Yaşlı nüfusun artması, ekonomiden güvenliğe kadar pek çok alanda derin sorunlara yol açıyor.
Daha düne kadar genç nüfusumuzla övünmüyor muyduk; peki ne oldu da bu sonuç ortaya çıktı
Sebepler ortada.
Yüzyılın başındaki büyük savaşlarda genç nüfusunu ve erkeklerini kaybeden Anadolu'daki Türk nüfusu ağır yara aldı.
Atatürk döneminde büyük bir nüfus seferberliği düzenlendi. 6 veya daha fazla çocuk sahibi olan annelere para veya madalya ödülü veriliyor, çok çocuklu ailelere hazineye ait topraklardan dağıtılıyor, yol vergisinden muaf tutuluyorlardı.
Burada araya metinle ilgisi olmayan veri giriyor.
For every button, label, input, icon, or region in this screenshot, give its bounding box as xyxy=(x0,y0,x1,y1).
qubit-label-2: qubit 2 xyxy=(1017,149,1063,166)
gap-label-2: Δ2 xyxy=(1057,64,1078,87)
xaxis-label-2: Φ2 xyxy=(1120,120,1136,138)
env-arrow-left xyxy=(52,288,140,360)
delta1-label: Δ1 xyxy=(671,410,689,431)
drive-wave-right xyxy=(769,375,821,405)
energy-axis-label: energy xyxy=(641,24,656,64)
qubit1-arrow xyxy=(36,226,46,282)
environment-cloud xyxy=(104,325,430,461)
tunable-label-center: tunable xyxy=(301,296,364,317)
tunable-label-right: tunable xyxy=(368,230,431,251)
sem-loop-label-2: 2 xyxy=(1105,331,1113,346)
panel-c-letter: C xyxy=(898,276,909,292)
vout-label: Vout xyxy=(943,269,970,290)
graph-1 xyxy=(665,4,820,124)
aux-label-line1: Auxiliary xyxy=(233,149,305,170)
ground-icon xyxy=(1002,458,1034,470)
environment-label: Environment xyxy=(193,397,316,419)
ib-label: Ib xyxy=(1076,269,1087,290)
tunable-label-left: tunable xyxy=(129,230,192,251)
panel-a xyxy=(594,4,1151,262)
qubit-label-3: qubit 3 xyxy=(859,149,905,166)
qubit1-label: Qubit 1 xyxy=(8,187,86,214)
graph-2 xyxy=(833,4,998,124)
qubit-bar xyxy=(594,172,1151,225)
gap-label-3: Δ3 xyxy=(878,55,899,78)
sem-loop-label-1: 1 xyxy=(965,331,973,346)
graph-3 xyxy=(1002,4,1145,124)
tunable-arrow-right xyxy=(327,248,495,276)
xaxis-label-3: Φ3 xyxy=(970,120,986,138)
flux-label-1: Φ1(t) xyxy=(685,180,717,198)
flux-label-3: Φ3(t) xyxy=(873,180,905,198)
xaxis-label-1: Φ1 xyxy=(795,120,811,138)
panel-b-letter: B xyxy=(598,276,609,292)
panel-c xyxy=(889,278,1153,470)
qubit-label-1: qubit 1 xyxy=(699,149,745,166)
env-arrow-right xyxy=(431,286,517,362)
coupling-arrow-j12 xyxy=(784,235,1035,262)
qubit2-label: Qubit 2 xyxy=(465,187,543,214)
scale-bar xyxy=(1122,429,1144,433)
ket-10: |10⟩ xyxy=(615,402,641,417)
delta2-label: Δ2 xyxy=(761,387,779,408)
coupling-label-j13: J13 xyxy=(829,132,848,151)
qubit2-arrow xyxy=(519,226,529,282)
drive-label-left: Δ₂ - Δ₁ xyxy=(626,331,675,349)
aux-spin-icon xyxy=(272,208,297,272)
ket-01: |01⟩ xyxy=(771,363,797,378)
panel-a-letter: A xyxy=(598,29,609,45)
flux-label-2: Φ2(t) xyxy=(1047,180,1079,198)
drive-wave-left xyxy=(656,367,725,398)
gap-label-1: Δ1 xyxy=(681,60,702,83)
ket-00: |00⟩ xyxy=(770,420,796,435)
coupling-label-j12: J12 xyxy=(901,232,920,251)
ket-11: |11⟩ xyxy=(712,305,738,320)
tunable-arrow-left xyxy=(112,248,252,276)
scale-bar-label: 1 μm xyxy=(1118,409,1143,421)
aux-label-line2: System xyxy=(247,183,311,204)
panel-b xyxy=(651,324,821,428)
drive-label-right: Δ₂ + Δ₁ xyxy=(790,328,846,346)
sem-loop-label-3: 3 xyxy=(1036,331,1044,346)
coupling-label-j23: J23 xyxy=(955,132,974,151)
Bir avuç üniformalı muhteris, 27 Mayıs 1960'ta askeri darbeyle frene bastı. İkinci Dünya Savaşı sonrası Batı önderliğinde kurulan müesses nizamın Ortadoğu'daki ileri karakoluna çevirdikleri Türkiye'yi "çağdaşlaştıracaklardı".
Başkentte Ulus'a ve Kızılay'a "kılıksız köylüleri" sokmamaları için zabıta görevlendirenlerin taşradaki nüfus artışına buldukları "kökten çözüm" köküne kibrit suyu dökmek oldu.
Başbakanı, bakanları asıp 1924 Anayasası'nı çöpe atarak Türk nüfusun artışının durdurulması hedefini "anayasal güvence altına" aldılar.
Hükümetlere "nüfus patlamasının" önüne geçilmesi görevini dayattılar, yasalar yaptırdılar.
ABD'nin emriyle yapılan 1980 darbesinden sonra da ilk işlerinden biri Meclis'e nüfus planlaması kanunu çıkartmak oldu. MGK'larda özellikle Doğu ve Güneydoğu'daki "nüfus artışının kaygı verici boyutta" olduğu tartışılıyordu.
Cumhuriyet yazarı Emre Kongar'ın "İkinci 27 Mayıs" dediği Gezi'de de sokaklar, Cumhurbaşkanı Erdoğan'ın en az 3 çocuk tavsiyesiyle yaşam tarzına müdahale ettiğini söyleyenlerin "Nefes alamıyoruz" pankartlarıyla doluydu.
Alarm zilleri çala çala kafalarına düşen istatistikler biraz da olsa akıllarını başlarına getirmiş olacak ki artık nüfus artışının kötü bir şey olmadığını fark etmişe benziyorlar.